Kiel et Tanger/Introduction

Nouvelle Librairie Nationale (p. cix-cxviii).

INTRODUCTION


Les incidents européens de 1905 qui ont déterminé la démission de M. Delcassé et la crise qui dure encore ont fourni le sujet de commentaires infinis. Mais personne n’en tire le véritable enseignement. On évite d’en établir les causes historiques. On ne désigne pas les hommes, les partis et les institutions qui en sont responsables chez nous. C’est pourquoi, jusqu’ici, tous les discours tenus sur ce sujet n’ont servi de rien au pays.

Ceux qui préfèrent se décharger sur les caprices du hasard ou sur les pièges du destin se contentent de soupirer : — C’est Moukden ! Ils entendent par là tout ramener à ce seul fait, d’ailleurs certain, que la défaite russe en Asie, dégageant l’Allemagne sur la Vistule, nous affaiblissait sur le Rhin. M. Rouvier avait des larmes dans la voix quand il produisait cette excuse devant la Chambre : il était président du Conseil depuis quelques mois et ministre depuis quatre ans ; ce n’était pas sa faute, c’était la faute de Moukden.

Des esprits passionnés, et toujours prêts à mettre en cause les personnes, se sont bien rendu compte qu’il ne fallait pas s’exagérer l’excuse de Moukden ; mais, en la rejetant, ils ont couvert d’injures M. Delcassé et sont tombés à bras raccourcis sur M. Combes, M. Jaurès, ou M. Hervé, qui, du reste, ne se sont jamais mieux portés que depuis ce déluge de violences irréfléchies.

Les plus philosophes sont allés jusqu’à incriminer la politique radicale ou socialiste, internationaliste ou pacifiste. C’est la faute de la gauche, crie la droite à satiété. Et le centre : — C’est la faute à la gauche extrême !

Ces dernières explications, les seules qui tiennent, ne manquent pas de force apparente.

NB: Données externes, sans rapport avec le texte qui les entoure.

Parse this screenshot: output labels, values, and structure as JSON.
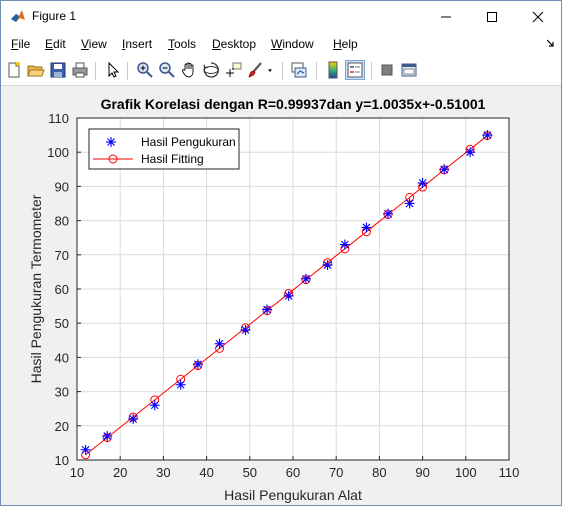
{
  "window": {
    "title": "Figure 1"
  },
  "menu": {
    "items": [
      {
        "label": "File",
        "underline": "F",
        "rest": "ile"
      },
      {
        "label": "Edit",
        "underline": "E",
        "rest": "dit"
      },
      {
        "label": "View",
        "underline": "V",
        "rest": "iew"
      },
      {
        "label": "Insert",
        "underline": "I",
        "rest": "nsert"
      },
      {
        "label": "Tools",
        "underline": "T",
        "rest": "ools"
      },
      {
        "label": "Desktop",
        "underline": "D",
        "rest": "esktop"
      },
      {
        "label": "Window",
        "underline": "W",
        "rest": "indow"
      },
      {
        "label": "Help",
        "underline": "H",
        "rest": "elp"
      }
    ]
  },
  "toolbar": {
    "icons": [
      "new-figure-icon",
      "open-file-icon",
      "save-icon",
      "print-icon",
      "pointer-icon",
      "zoom-in-icon",
      "zoom-out-icon",
      "pan-icon",
      "rotate-3d-icon",
      "data-cursor-icon",
      "brush-icon",
      "brush-dropdown-icon",
      "link-plot-icon",
      "colorbar-icon",
      "legend-icon",
      "hide-plot-tools-icon",
      "show-plot-tools-icon"
    ]
  },
  "chart_data": {
    "type": "scatter",
    "title": "Grafik Korelasi dengan R=0.99937dan y=1.0035x+-0.51001",
    "xlabel": "Hasil Pengukuran Alat",
    "ylabel": "Hasil Pengukuran Termometer",
    "xlim": [
      10,
      110
    ],
    "ylim": [
      10,
      110
    ],
    "xticks": [
      10,
      20,
      30,
      40,
      50,
      60,
      70,
      80,
      90,
      100,
      110
    ],
    "yticks": [
      10,
      20,
      30,
      40,
      50,
      60,
      70,
      80,
      90,
      100,
      110
    ],
    "grid": true,
    "legend_position": "top-left",
    "colors": {
      "measured": "#0000ff",
      "fit": "#ff0000"
    },
    "series": [
      {
        "name": "Hasil Pengukuran",
        "marker": "asterisk",
        "x": [
          12,
          17,
          23,
          28,
          34,
          38,
          43,
          49,
          54,
          59,
          63,
          68,
          72,
          77,
          82,
          87,
          90,
          95,
          101,
          105
        ],
        "y": [
          13,
          17,
          22,
          26,
          32,
          38,
          44,
          48,
          54,
          58,
          63,
          67,
          73,
          78,
          82,
          85,
          91,
          95,
          100,
          105
        ]
      },
      {
        "name": "Hasil Fitting",
        "marker": "circle-line",
        "x": [
          12,
          17,
          23,
          28,
          34,
          38,
          43,
          49,
          54,
          59,
          63,
          68,
          72,
          77,
          82,
          87,
          90,
          95,
          101,
          105
        ],
        "y": [
          11.53,
          16.55,
          22.57,
          27.59,
          33.61,
          37.62,
          42.64,
          48.66,
          53.68,
          58.7,
          62.71,
          67.73,
          71.74,
          76.76,
          81.78,
          86.79,
          89.81,
          94.82,
          100.84,
          104.86
        ]
      }
    ]
  }
}
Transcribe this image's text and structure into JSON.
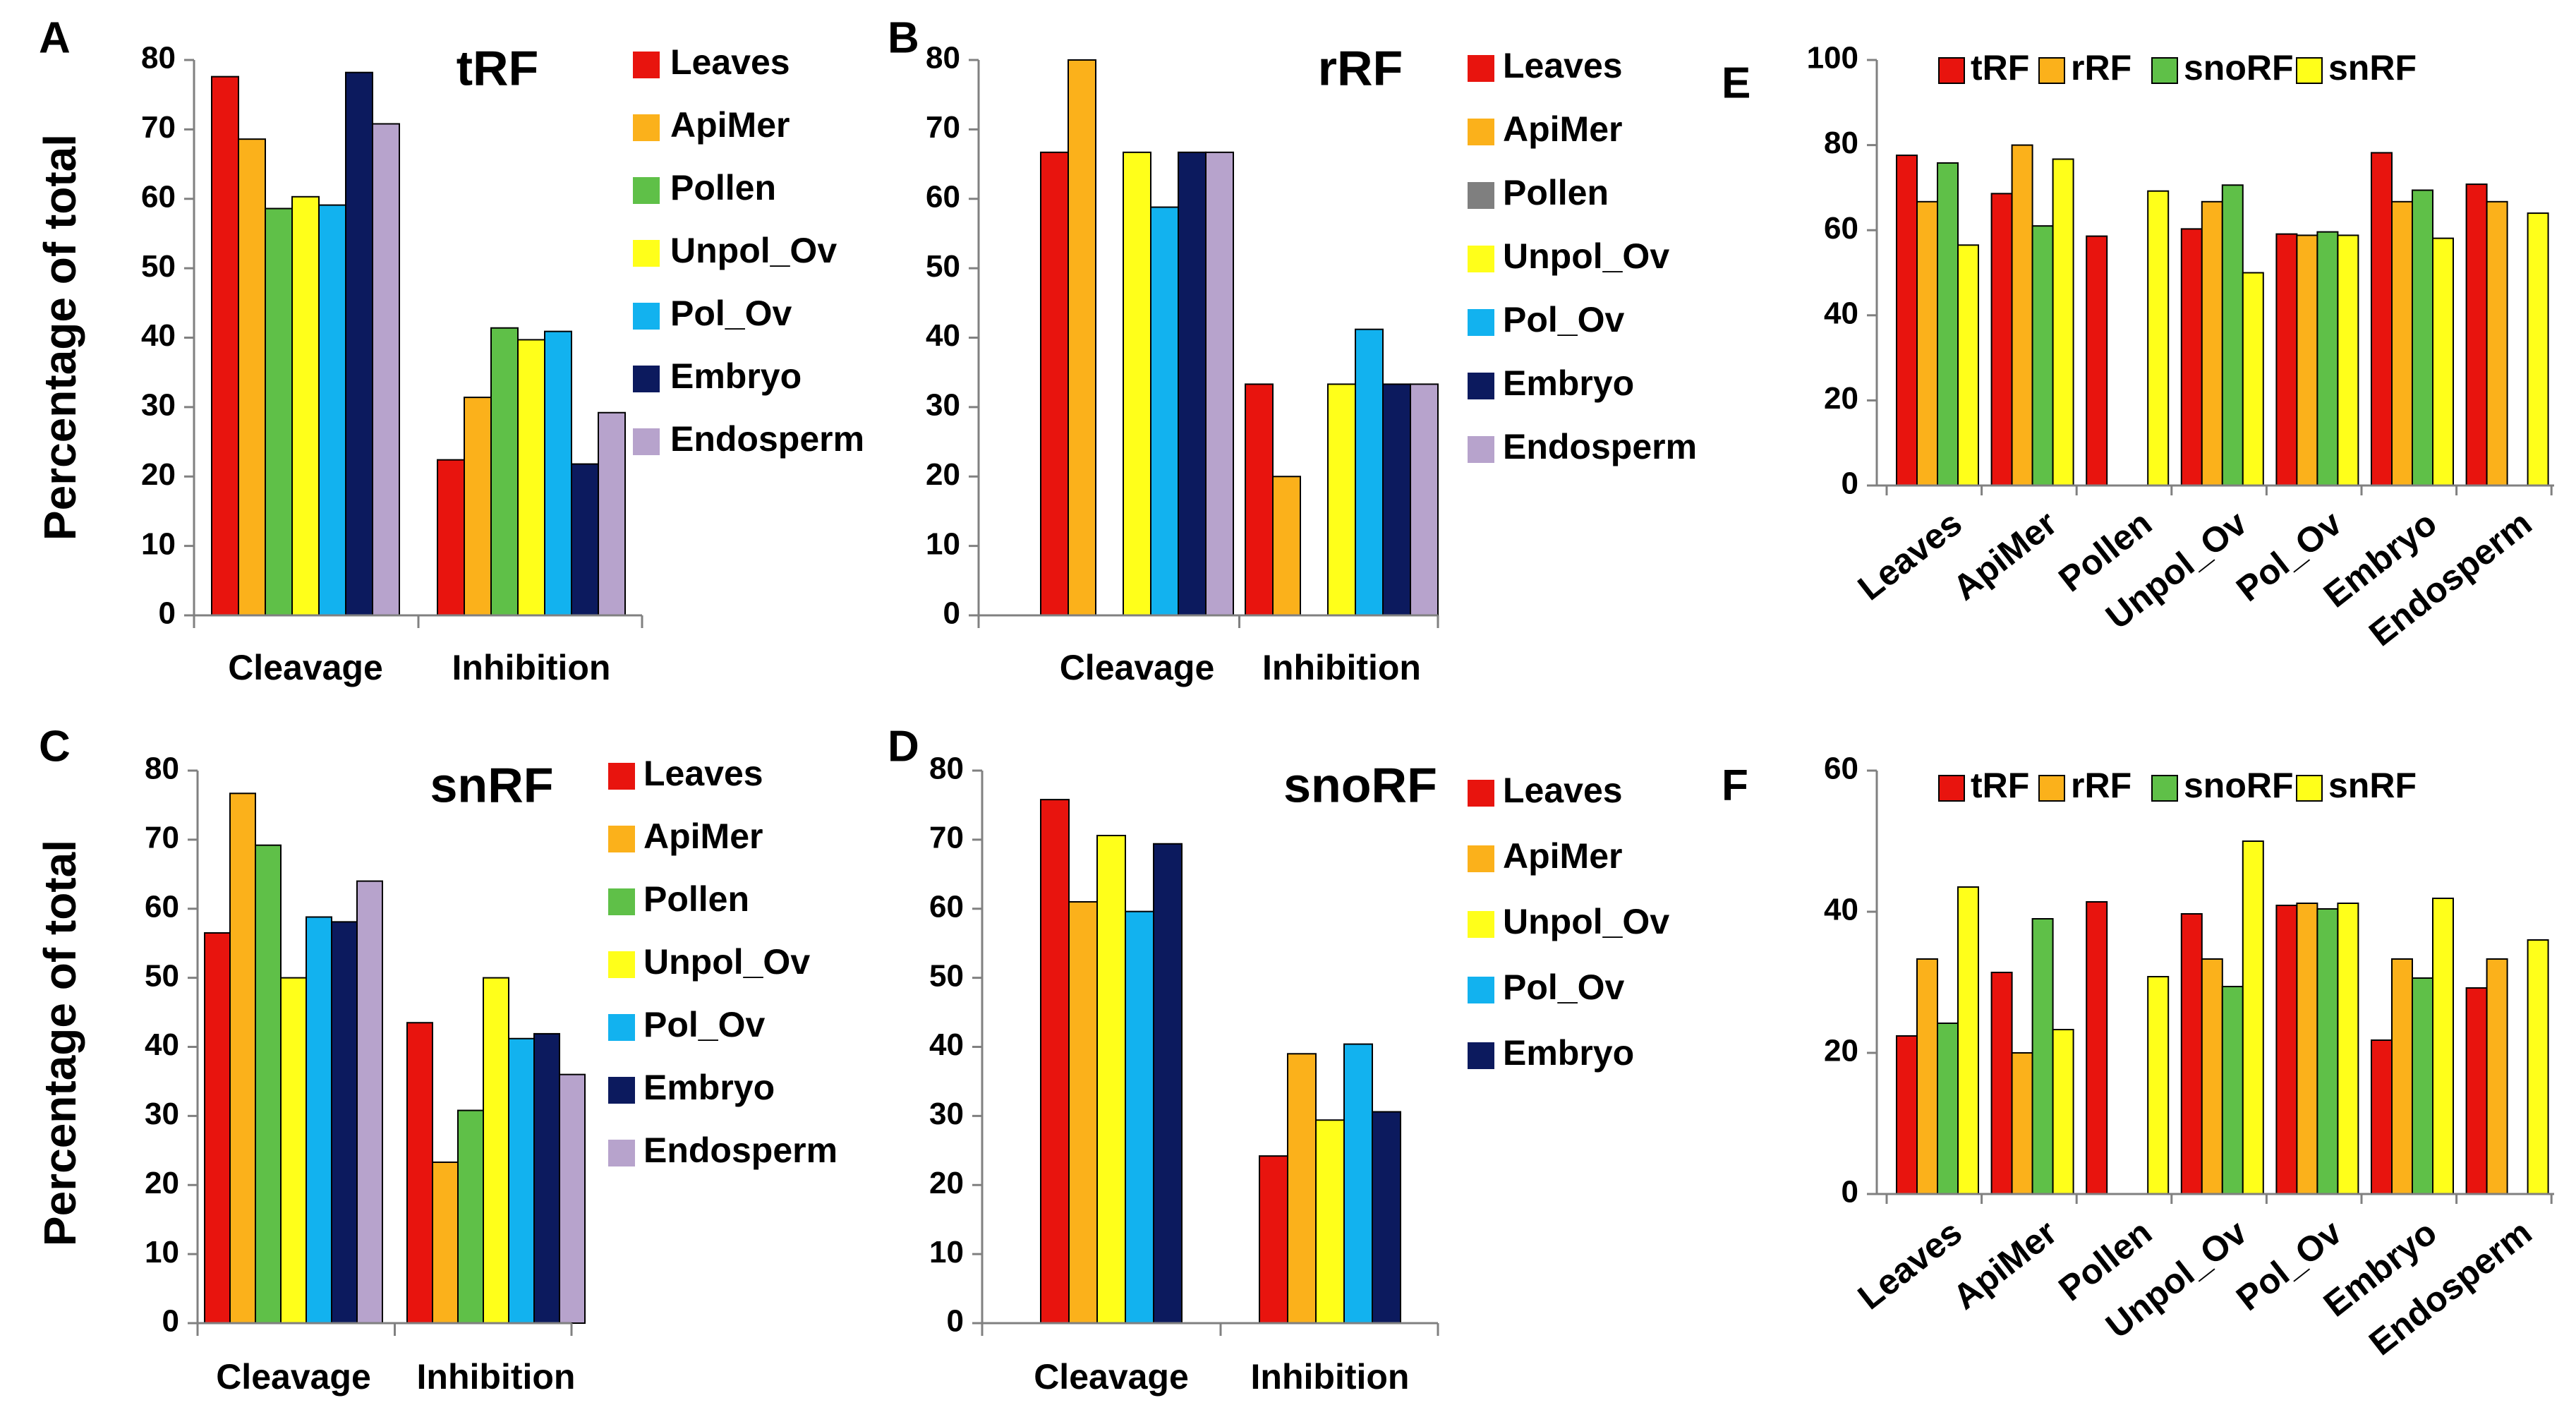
{
  "figure": {
    "ylabel": "Percentage of total"
  },
  "colors": {
    "Leaves": "#e8140e",
    "ApiMer": "#fbb11b",
    "Pollen": "#5fc048",
    "Pollen_gray": "#7f7f7f",
    "Unpol_Ov": "#ffff1a",
    "Pol_Ov": "#12b2ef",
    "Embryo": "#0c1a5e",
    "Endosperm": "#b7a3cc",
    "tRF": "#e8140e",
    "rRF": "#fbb11b",
    "snoRF": "#5fc048",
    "snRF": "#ffff1a"
  },
  "chart_data": [
    {
      "id": "A",
      "panel_label": "A",
      "type": "bar",
      "title": "tRF",
      "ylabel": "Percentage of total",
      "ylim": [
        0,
        80
      ],
      "yticks": [
        "0",
        "10",
        "20",
        "30",
        "40",
        "50",
        "60",
        "70",
        "80"
      ],
      "categories": [
        "Cleavage",
        "Inhibition"
      ],
      "series": [
        {
          "name": "Leaves",
          "color": "#e8140e",
          "values": [
            77.6,
            22.4
          ]
        },
        {
          "name": "ApiMer",
          "color": "#fbb11b",
          "values": [
            68.6,
            31.4
          ]
        },
        {
          "name": "Pollen",
          "color": "#5fc048",
          "values": [
            58.6,
            41.4
          ]
        },
        {
          "name": "Unpol_Ov",
          "color": "#ffff1a",
          "values": [
            60.3,
            39.7
          ]
        },
        {
          "name": "Pol_Ov",
          "color": "#12b2ef",
          "values": [
            59.1,
            40.9
          ]
        },
        {
          "name": "Embryo",
          "color": "#0c1a5e",
          "values": [
            78.2,
            21.8
          ]
        },
        {
          "name": "Endosperm",
          "color": "#b7a3cc",
          "values": [
            70.8,
            29.2
          ]
        }
      ]
    },
    {
      "id": "B",
      "panel_label": "B",
      "type": "bar",
      "title": "rRF",
      "ylim": [
        0,
        80
      ],
      "yticks": [
        "0",
        "10",
        "20",
        "30",
        "40",
        "50",
        "60",
        "70",
        "80"
      ],
      "categories": [
        "Cleavage",
        "Inhibition"
      ],
      "series": [
        {
          "name": "Leaves",
          "color": "#e8140e",
          "values": [
            66.7,
            33.3
          ]
        },
        {
          "name": "ApiMer",
          "color": "#fbb11b",
          "values": [
            80.0,
            20.0
          ]
        },
        {
          "name": "Pollen",
          "color": "#7f7f7f",
          "values": [
            0,
            0
          ]
        },
        {
          "name": "Unpol_Ov",
          "color": "#ffff1a",
          "values": [
            66.7,
            33.3
          ]
        },
        {
          "name": "Pol_Ov",
          "color": "#12b2ef",
          "values": [
            58.8,
            41.2
          ]
        },
        {
          "name": "Embryo",
          "color": "#0c1a5e",
          "values": [
            66.7,
            33.3
          ]
        },
        {
          "name": "Endosperm",
          "color": "#b7a3cc",
          "values": [
            66.7,
            33.3
          ]
        }
      ]
    },
    {
      "id": "C",
      "panel_label": "C",
      "type": "bar",
      "title": "snRF",
      "ylabel": "Percentage of total",
      "ylim": [
        0,
        80
      ],
      "yticks": [
        "0",
        "10",
        "20",
        "30",
        "40",
        "50",
        "60",
        "70",
        "80"
      ],
      "categories": [
        "Cleavage",
        "Inhibition"
      ],
      "series": [
        {
          "name": "Leaves",
          "color": "#e8140e",
          "values": [
            56.5,
            43.5
          ]
        },
        {
          "name": "ApiMer",
          "color": "#fbb11b",
          "values": [
            76.7,
            23.3
          ]
        },
        {
          "name": "Pollen",
          "color": "#5fc048",
          "values": [
            69.2,
            30.8
          ]
        },
        {
          "name": "Unpol_Ov",
          "color": "#ffff1a",
          "values": [
            50.0,
            50.0
          ]
        },
        {
          "name": "Pol_Ov",
          "color": "#12b2ef",
          "values": [
            58.8,
            41.2
          ]
        },
        {
          "name": "Embryo",
          "color": "#0c1a5e",
          "values": [
            58.1,
            41.9
          ]
        },
        {
          "name": "Endosperm",
          "color": "#b7a3cc",
          "values": [
            64.0,
            36.0
          ]
        }
      ]
    },
    {
      "id": "D",
      "panel_label": "D",
      "type": "bar",
      "title": "snoRF",
      "ylim": [
        0,
        80
      ],
      "yticks": [
        "0",
        "10",
        "20",
        "30",
        "40",
        "50",
        "60",
        "70",
        "80"
      ],
      "categories": [
        "Cleavage",
        "Inhibition"
      ],
      "series": [
        {
          "name": "Leaves",
          "color": "#e8140e",
          "values": [
            75.8,
            24.2
          ]
        },
        {
          "name": "ApiMer",
          "color": "#fbb11b",
          "values": [
            61.0,
            39.0
          ]
        },
        {
          "name": "Unpol_Ov",
          "color": "#ffff1a",
          "values": [
            70.6,
            29.4
          ]
        },
        {
          "name": "Pol_Ov",
          "color": "#12b2ef",
          "values": [
            59.6,
            40.4
          ]
        },
        {
          "name": "Embryo",
          "color": "#0c1a5e",
          "values": [
            69.4,
            30.6
          ]
        }
      ]
    },
    {
      "id": "E",
      "panel_label": "E",
      "type": "bar",
      "title": "",
      "ylim": [
        0,
        100
      ],
      "yticks": [
        "0",
        "20",
        "40",
        "60",
        "80",
        "100"
      ],
      "categories": [
        "Leaves",
        "ApiMer",
        "Pollen",
        "Unpol_Ov",
        "Pol_Ov",
        "Embryo",
        "Endosperm"
      ],
      "series": [
        {
          "name": "tRF",
          "color": "#e8140e",
          "values": [
            77.6,
            68.6,
            58.6,
            60.3,
            59.1,
            78.2,
            70.8
          ]
        },
        {
          "name": "rRF",
          "color": "#fbb11b",
          "values": [
            66.7,
            80.0,
            0,
            66.7,
            58.8,
            66.7,
            66.7
          ]
        },
        {
          "name": "snoRF",
          "color": "#5fc048",
          "values": [
            75.8,
            61.0,
            0,
            70.6,
            59.6,
            69.4,
            0
          ]
        },
        {
          "name": "snRF",
          "color": "#ffff1a",
          "values": [
            56.5,
            76.7,
            69.2,
            50.0,
            58.8,
            58.1,
            64.0
          ]
        }
      ]
    },
    {
      "id": "F",
      "panel_label": "F",
      "type": "bar",
      "title": "",
      "ylim": [
        0,
        60
      ],
      "yticks": [
        "0",
        "20",
        "40",
        "60"
      ],
      "categories": [
        "Leaves",
        "ApiMer",
        "Pollen",
        "Unpol_Ov",
        "Pol_Ov",
        "Embryo",
        "Endosperm"
      ],
      "series": [
        {
          "name": "tRF",
          "color": "#e8140e",
          "values": [
            22.4,
            31.4,
            41.4,
            39.7,
            40.9,
            21.8,
            29.2
          ]
        },
        {
          "name": "rRF",
          "color": "#fbb11b",
          "values": [
            33.3,
            20.0,
            0,
            33.3,
            41.2,
            33.3,
            33.3
          ]
        },
        {
          "name": "snoRF",
          "color": "#5fc048",
          "values": [
            24.2,
            39.0,
            0,
            29.4,
            40.4,
            30.6,
            0
          ]
        },
        {
          "name": "snRF",
          "color": "#ffff1a",
          "values": [
            43.5,
            23.3,
            30.8,
            50.0,
            41.2,
            41.9,
            36.0
          ]
        }
      ]
    }
  ]
}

Un ministère de vieux républicains, ceux qu’on appelle les républicains de gauche, et de la plus pure tradition gambettiste, se trouvait en fonctions lorsque la crise a éclaté. Mais, quelles que soient les erreurs propres de ce groupe, et que l’on voit trop bien, la faute principale est infiniment plus ancienne.

Cette faute, non morale mais politique et beaucoup moins personnelle que collective, c’est la droite républicaine qui l’a commise, il y eut tout juste dix ans en 1905, à l’époque où la gauche en supporta le plus rude effet. C’est par cette droite républicaine, et par elle seule, que nous avons été égarés dès 1895 dans la direction des impasses ou des abîmes. La cruelle aventure de Tanger demeure un phénomène incompréhensible dès que l’on oublie notre histoire intérieure aux temps de la grande victoire des républicains modérés, les élections de 1893, les présidences de Casimir-Périer et de Félix Faure. Ôtez cette victoire et la qualité des vainqueurs, ôtez les grandes espérances qu’elle conseilla, les erreurs de conduite qui ne pouvaient manquer d’en naître, et vous supprimerez par là même un mauvais engagement de principe, lequel, seul, ou à peu près seul, aura permis la série des déceptions qui nous ont été infligées du dehors, depuis le désastre de Fachoda en 1898, jusqu’à cette « humiliation sans précédent », cette « chose unique dans l’histoire » : le renversement de notre ministre des Affaires étrangères par l’ordre de Guillaume, en cette « année infâme » de 1905.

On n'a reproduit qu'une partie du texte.